Stipendi bloccati anni, profitti alle stelle: il governo chiede ancora di più
In un contesto economico segnato da inflazione e costi crescenti, i salari restano fermi, generando una pressione diffusa su milioni di lavoratori. Il tema è centrale per la tenuta sociale e richiede risposte chiare e efficaci per arrestare una dinamica di impoverimento che perdura da decenni.
salari italiani e potere d'acquisto
dati storici e contesto internazionale
I salari italiani sono fermi da trent’anni, una realtà confermata dal confronto internazionale: tra i Paesi del G20 a economia avanzata, l’Italia registra una perdita netta di potere d’acquisto pari a -8,7% in 17 anni. Mentre i prezzi energetici sono aumentati di oltre il 40% e quelli del pane di oltre 60%, le retribuzioni contrattuali hanno mostrato una crescita molto contenuta.
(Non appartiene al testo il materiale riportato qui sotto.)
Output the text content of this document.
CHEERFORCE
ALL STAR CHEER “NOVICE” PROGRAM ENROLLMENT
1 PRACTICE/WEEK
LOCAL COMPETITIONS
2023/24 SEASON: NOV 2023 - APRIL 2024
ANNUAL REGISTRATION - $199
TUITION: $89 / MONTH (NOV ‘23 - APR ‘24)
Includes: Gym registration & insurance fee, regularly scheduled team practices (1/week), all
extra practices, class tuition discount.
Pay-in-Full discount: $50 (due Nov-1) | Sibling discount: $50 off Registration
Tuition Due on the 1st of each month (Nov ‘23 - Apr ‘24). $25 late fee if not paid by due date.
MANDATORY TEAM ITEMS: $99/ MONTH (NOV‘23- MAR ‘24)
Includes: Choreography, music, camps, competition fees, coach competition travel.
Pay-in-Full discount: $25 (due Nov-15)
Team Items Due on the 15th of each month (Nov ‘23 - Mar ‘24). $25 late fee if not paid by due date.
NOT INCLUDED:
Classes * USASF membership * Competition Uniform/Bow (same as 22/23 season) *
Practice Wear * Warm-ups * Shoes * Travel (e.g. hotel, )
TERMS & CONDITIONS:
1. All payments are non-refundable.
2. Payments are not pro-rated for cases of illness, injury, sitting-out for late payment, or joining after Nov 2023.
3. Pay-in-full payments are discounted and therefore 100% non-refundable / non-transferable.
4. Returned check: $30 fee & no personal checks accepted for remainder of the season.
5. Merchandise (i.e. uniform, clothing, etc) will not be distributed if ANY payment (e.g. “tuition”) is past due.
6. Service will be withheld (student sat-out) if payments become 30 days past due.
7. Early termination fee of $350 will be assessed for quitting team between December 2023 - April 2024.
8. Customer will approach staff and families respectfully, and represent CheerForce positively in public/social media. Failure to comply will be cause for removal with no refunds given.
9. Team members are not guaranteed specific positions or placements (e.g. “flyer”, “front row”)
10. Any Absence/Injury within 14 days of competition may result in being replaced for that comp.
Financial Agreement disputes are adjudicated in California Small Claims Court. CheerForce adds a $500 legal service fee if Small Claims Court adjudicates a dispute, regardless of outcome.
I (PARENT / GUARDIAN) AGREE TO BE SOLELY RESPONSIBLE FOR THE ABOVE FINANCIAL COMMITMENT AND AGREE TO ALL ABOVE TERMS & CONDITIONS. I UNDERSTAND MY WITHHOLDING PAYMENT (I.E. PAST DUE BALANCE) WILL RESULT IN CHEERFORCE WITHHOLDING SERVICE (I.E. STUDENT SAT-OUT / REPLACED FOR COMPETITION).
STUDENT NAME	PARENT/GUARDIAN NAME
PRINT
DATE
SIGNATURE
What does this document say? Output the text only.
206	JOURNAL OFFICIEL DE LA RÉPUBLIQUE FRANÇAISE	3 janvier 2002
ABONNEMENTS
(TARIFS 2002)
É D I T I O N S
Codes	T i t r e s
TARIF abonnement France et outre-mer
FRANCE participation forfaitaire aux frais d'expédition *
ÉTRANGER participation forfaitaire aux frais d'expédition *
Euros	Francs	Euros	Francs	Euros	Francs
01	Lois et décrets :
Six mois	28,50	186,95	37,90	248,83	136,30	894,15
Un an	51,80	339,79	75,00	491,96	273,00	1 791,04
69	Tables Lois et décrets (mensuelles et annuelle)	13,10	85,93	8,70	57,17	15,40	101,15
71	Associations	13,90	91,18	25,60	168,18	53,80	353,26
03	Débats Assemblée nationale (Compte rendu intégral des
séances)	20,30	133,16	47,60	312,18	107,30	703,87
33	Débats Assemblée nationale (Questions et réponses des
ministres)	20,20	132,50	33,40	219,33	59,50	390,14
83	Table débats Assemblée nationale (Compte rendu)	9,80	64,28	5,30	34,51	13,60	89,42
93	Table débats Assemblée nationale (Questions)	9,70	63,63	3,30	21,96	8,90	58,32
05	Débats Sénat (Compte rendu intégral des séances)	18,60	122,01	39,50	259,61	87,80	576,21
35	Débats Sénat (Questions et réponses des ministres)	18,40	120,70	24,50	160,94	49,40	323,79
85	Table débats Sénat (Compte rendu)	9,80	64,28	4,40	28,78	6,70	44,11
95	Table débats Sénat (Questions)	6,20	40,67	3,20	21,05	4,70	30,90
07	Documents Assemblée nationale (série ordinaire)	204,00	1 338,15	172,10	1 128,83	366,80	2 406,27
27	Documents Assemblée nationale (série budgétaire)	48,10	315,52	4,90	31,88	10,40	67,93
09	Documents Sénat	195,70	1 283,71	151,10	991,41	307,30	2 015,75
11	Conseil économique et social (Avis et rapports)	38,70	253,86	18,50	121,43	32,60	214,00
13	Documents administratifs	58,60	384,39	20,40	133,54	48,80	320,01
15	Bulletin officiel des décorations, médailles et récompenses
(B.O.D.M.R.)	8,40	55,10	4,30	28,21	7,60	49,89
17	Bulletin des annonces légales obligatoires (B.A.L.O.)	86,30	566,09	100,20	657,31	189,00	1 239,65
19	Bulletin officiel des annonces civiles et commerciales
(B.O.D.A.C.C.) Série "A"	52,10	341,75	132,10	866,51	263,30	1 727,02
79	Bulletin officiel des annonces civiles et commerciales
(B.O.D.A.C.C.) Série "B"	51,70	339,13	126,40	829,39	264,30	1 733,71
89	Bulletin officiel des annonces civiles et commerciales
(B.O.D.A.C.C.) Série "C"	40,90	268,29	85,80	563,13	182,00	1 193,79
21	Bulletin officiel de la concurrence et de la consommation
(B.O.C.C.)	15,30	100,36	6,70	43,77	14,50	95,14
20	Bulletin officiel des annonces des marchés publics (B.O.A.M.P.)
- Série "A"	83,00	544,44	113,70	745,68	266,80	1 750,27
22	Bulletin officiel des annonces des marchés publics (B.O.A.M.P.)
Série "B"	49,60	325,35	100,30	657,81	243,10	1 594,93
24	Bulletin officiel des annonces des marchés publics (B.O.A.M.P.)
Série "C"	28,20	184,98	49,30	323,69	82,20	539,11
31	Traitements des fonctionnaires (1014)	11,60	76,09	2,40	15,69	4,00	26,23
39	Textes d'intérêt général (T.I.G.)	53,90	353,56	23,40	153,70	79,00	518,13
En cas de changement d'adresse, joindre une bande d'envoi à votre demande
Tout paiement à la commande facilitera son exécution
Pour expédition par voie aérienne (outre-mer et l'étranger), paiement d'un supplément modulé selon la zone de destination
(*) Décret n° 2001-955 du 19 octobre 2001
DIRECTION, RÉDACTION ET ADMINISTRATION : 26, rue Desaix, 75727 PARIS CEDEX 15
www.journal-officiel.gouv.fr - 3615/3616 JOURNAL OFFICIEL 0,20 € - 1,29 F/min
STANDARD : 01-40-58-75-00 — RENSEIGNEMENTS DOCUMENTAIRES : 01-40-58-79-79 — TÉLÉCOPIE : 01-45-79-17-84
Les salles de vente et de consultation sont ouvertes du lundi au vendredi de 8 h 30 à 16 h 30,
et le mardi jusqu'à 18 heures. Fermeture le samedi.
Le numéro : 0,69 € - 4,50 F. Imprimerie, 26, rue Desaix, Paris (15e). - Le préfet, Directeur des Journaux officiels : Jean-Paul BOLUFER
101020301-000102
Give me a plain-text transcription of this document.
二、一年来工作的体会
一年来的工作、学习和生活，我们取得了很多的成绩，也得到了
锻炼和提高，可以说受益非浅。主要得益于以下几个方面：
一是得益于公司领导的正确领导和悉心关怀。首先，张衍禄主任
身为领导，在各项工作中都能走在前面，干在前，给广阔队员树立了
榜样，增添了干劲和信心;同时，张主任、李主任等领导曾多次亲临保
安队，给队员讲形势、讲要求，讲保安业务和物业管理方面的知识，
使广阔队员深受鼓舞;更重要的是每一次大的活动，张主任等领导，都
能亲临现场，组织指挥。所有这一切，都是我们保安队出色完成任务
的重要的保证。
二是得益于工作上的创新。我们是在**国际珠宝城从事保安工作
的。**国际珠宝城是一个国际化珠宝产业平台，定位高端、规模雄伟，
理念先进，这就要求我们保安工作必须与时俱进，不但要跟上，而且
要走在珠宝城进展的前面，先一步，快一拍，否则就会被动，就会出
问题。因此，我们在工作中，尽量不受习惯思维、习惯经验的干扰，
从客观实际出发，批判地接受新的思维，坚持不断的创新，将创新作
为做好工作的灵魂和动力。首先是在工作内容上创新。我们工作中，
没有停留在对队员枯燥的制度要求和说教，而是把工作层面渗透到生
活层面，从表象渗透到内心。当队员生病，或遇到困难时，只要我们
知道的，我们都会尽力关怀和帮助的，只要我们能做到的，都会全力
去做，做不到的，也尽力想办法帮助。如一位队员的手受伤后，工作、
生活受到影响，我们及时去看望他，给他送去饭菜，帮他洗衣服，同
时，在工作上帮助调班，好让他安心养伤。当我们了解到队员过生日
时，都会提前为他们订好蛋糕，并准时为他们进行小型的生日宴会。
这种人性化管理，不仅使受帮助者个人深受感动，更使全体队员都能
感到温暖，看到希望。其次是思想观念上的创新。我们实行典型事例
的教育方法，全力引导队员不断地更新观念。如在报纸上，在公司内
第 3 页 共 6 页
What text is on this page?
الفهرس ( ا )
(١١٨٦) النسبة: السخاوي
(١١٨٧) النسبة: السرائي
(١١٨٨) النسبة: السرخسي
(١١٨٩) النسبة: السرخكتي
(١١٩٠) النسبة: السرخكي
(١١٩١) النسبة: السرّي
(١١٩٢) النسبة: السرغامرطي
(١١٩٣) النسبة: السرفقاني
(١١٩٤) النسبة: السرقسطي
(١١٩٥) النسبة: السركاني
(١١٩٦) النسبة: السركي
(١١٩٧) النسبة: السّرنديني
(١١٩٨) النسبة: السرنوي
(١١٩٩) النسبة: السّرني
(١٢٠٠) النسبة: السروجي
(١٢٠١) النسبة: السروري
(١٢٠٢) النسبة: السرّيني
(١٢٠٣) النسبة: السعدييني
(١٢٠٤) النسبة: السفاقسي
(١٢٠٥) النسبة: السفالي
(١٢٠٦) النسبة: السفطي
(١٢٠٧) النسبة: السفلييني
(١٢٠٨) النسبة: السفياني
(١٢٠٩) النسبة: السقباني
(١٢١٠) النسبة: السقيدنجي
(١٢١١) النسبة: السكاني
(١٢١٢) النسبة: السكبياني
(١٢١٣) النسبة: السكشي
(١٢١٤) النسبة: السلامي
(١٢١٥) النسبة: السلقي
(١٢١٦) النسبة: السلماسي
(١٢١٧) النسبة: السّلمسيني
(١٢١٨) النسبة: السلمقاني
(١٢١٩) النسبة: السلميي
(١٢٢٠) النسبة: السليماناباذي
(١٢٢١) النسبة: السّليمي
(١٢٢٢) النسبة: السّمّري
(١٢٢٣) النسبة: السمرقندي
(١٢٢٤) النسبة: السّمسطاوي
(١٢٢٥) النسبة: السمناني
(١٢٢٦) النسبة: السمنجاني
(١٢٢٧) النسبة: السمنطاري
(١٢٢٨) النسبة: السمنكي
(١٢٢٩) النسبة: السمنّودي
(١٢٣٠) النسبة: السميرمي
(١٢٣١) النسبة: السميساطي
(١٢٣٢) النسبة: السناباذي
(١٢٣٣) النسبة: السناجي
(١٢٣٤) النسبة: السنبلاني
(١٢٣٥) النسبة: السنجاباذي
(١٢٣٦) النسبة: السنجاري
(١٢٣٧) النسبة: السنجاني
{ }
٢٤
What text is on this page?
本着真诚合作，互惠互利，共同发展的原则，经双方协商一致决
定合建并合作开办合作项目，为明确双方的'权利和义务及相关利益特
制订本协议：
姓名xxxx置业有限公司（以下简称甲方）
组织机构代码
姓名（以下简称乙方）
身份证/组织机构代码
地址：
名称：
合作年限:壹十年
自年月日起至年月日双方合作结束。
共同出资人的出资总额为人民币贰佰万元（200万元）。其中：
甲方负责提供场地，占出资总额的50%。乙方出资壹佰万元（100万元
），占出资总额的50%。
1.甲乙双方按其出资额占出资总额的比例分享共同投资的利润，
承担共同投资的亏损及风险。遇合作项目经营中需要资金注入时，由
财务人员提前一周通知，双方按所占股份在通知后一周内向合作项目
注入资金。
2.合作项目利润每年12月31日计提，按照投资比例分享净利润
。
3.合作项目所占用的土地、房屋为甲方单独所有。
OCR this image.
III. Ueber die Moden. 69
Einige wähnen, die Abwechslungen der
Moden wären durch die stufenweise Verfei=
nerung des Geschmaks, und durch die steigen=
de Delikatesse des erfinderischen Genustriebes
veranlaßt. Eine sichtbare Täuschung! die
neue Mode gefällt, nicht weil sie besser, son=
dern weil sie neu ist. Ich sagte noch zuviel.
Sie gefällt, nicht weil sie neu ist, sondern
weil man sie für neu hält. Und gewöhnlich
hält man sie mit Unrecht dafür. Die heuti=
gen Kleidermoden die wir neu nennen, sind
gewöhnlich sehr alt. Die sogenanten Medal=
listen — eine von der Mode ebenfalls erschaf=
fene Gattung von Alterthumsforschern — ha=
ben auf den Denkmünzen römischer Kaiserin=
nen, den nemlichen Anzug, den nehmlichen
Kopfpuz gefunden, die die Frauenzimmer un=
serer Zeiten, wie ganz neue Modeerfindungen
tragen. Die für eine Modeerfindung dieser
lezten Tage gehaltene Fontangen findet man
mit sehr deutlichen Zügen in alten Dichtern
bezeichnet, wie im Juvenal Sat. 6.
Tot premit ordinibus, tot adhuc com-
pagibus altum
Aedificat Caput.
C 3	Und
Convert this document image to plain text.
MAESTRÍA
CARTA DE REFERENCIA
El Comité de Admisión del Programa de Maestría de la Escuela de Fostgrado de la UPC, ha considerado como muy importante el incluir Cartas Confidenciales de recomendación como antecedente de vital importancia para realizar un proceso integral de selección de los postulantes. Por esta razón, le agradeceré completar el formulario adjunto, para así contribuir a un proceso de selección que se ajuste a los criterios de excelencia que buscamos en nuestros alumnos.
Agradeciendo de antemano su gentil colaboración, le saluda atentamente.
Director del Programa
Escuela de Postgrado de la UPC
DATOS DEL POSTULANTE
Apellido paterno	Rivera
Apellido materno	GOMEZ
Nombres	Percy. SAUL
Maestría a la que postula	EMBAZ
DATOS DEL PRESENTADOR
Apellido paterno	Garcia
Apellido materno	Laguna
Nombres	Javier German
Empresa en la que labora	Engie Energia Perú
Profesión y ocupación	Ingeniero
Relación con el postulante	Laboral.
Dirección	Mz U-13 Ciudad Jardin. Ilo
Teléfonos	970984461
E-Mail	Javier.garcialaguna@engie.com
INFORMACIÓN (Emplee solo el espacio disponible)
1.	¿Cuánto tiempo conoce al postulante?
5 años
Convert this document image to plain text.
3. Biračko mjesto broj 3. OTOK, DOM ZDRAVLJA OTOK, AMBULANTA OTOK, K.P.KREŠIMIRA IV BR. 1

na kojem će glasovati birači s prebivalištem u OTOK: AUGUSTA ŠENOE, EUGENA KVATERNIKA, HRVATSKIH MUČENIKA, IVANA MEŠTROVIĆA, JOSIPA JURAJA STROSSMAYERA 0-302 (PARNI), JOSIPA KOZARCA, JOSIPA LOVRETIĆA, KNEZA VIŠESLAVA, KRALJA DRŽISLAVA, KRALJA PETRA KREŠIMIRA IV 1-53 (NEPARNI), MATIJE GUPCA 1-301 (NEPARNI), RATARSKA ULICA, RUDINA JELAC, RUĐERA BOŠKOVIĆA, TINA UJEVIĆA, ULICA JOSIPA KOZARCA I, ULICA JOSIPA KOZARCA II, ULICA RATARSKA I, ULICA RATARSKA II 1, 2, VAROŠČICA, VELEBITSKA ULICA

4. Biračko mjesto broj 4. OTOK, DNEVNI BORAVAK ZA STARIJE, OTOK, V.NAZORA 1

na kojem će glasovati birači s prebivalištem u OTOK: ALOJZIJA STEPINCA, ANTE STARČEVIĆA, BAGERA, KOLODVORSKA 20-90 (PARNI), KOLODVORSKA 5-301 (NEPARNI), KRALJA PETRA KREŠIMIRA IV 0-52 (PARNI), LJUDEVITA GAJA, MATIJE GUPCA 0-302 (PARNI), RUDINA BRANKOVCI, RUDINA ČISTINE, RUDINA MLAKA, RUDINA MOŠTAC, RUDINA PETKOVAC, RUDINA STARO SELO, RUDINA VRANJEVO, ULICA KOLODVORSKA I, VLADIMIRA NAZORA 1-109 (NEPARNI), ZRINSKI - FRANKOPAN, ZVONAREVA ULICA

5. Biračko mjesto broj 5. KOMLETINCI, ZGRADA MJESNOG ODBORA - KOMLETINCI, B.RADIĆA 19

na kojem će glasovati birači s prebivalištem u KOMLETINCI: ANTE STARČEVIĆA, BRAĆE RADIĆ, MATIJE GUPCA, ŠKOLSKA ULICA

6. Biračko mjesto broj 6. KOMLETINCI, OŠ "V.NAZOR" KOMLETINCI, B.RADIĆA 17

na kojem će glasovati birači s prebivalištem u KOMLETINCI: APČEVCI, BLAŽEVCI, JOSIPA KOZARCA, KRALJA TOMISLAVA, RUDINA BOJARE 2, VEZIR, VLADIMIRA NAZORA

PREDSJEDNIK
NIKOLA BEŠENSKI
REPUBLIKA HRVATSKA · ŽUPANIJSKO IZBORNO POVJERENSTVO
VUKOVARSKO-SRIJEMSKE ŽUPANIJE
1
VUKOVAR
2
andamento recente e dinamiche dell’inflazione
Tra 2019 e 2025, le retribuzioni contrattuali sono salite di circa 10,1% a fronte di un’inflazione superiore al 21,6% (dati Istat). Il quadro è aggravato dall’emergenza derivante da crisi congiunte, che hanno contribuito a comprimere il potere d’acquisto dei salari nel tempo.
impatti social e condizioni di vita
povertà ed esclusione
La congiunzione tra salari strozzati e costo della vita ha spinto oltre un lavoratore su dieci a rischiare la povertà. A Milano e nell’hinterland, sempre più lavoratori faticano a sostenere una vita dignitosa: affitti, bollette e alimentazione diventano voci di spesa impossibili da contenere per molte famiglie.
disuguaglianze e fragilità diffuse
Non è solo una questione di povertà: molte persone si trovano a fronteggiare difficoltà quotidiane che comprimono la possibilità di una qualità di vita normale, con limitazioni su spese essenziali e cosiddette grandezze del vivere quotidiano.
contrattazione, lavoro e strumenti mancanti
contratti, rinnovi e salario minimo
La contrattazione collettiva da sola non basta più: quasi la metà dei contratti è scaduta, e il tempo medio di rinnovo supera i due anni. Si registrano fenomeni di “contratti pirata” e un uso distorto dei contratti collettivi nazionali. Inoltre manca ancora un salario minimo legale, strumento essenziale per contrastare il lavoro povero.
politiche inadeguate e stato dell’economia
Non basta l’immobilismo salariale o una manovra orientata all’austerità: si osservano aumenti della spesa militare e un’adesione all’economia di guerra che non trovano corrispondenze robuste nella crescita reale dei redditi dei lavoratori e delle famiglie.
risposte politiche e proposte per sbloccare gli stipendi
proposta di legge: sblocca stipendi
In chiave di finanza pubblica, è stata avanzata una proposta che indica l’indicizzazione dei salari al costo della vita. In particolare, si propone che almeno per il personale statale l’adeguamento sia coperto dalla finanza pubblica, orientato anche da modifiche fiscali mirate.
redistribuzione e giustizia fiscale
La discussione ruota attorno a ulteriori strumenti di progressività fiscale: si propone una tassazione mirata sugli extraprofitti e sull’1% più ricco, con potenziali risorse significative per sanità, scuola e pensioni. L’andamento della spesa pubblica e la capacità di finanziare servizi essenziali restano al centro del dibattito, con una critica assertiva a modelli che spostano oneri sui ceti medi e popolari.
La visione propone che la crescita salariale non sia un lusso, ma una leva per migliorare produttività e innovazione, e che le risorse necessarie provengano da settori dove la ricchezza è concentrata: banche, grandi aziende energetiche e multinazionali. Il quadro riflette una valutazione secondo cui sbloccare gli stipendi significa, in ultima analisi, sbloccare il Paese.